L’Ukraine perd son dernier filet : la Bulgarie ferme le robinet des armes

Sofia a marqué un point d’arrêt dans une logique inédite. Le 9 juin 2026, Dimitar Stoyanov, ministre bulgare de la Défense, a annoncé l’interdiction définitive des transferts militaires vers l’Ukraine, un acte qui constitue le plus grand décalage depuis 2022 dans les relations d’un pays historiquement discret dans cette filière.

Cette décision n’est pas issue d’une impulsion isolée. Elle reflète la tendance politique du gouvernement récent élu en avril, mené par Rumen Radev, dont les médias internationaux soulignent l’alignement avec Moscou.
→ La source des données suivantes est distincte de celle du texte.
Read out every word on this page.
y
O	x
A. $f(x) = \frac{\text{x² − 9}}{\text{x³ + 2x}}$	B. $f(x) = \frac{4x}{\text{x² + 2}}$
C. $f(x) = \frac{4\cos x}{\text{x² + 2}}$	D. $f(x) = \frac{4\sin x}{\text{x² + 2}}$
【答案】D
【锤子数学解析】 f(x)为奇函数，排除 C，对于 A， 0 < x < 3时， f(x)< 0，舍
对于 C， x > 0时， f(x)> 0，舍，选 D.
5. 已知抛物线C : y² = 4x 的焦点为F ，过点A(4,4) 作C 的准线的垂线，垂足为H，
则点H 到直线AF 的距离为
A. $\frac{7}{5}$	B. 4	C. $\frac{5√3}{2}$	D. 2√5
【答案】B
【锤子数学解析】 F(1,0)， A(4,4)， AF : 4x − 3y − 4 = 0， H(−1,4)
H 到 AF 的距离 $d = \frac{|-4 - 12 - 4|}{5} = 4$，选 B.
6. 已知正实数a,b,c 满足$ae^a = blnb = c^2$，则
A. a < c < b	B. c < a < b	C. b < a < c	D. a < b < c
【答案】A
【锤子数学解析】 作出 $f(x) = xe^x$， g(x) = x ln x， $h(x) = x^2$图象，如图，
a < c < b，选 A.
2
Le président bulgare a ouvert clairement son jugement sur l’effort de défense ukrainien, décrivant ses chances d’échec et critiquant explicitement le soutien militaire de l’Union européenne à Kiev. Ce contexte s’est imposé dans les déclarations du ministre : « La guerre en Ukraine ne se résout pas sur le champ de bataille », a-t-il insisté, soulignant que la poursuite des livraisons augmenterait davantage les pertes humaines plutôt qu’apporter une solution.

« L’Ukraine a besoin de plus d’hommes, pas d’armes », a résumé Stoyanov, en précisant que les stocks militaires bulgares étaient épuisés et que même des transferts partiels entraîneraient un déclin critique. Les analyses indiquent que la plupart des équipements soviétiques anciens, utilisés pour remplacer des systèmes OTAN financés par d’autres pays, sont aujourd’hui inutilisables. Depuis mai dernier, Kiev n’a pas formellement demandé de nouvelles aides militaires.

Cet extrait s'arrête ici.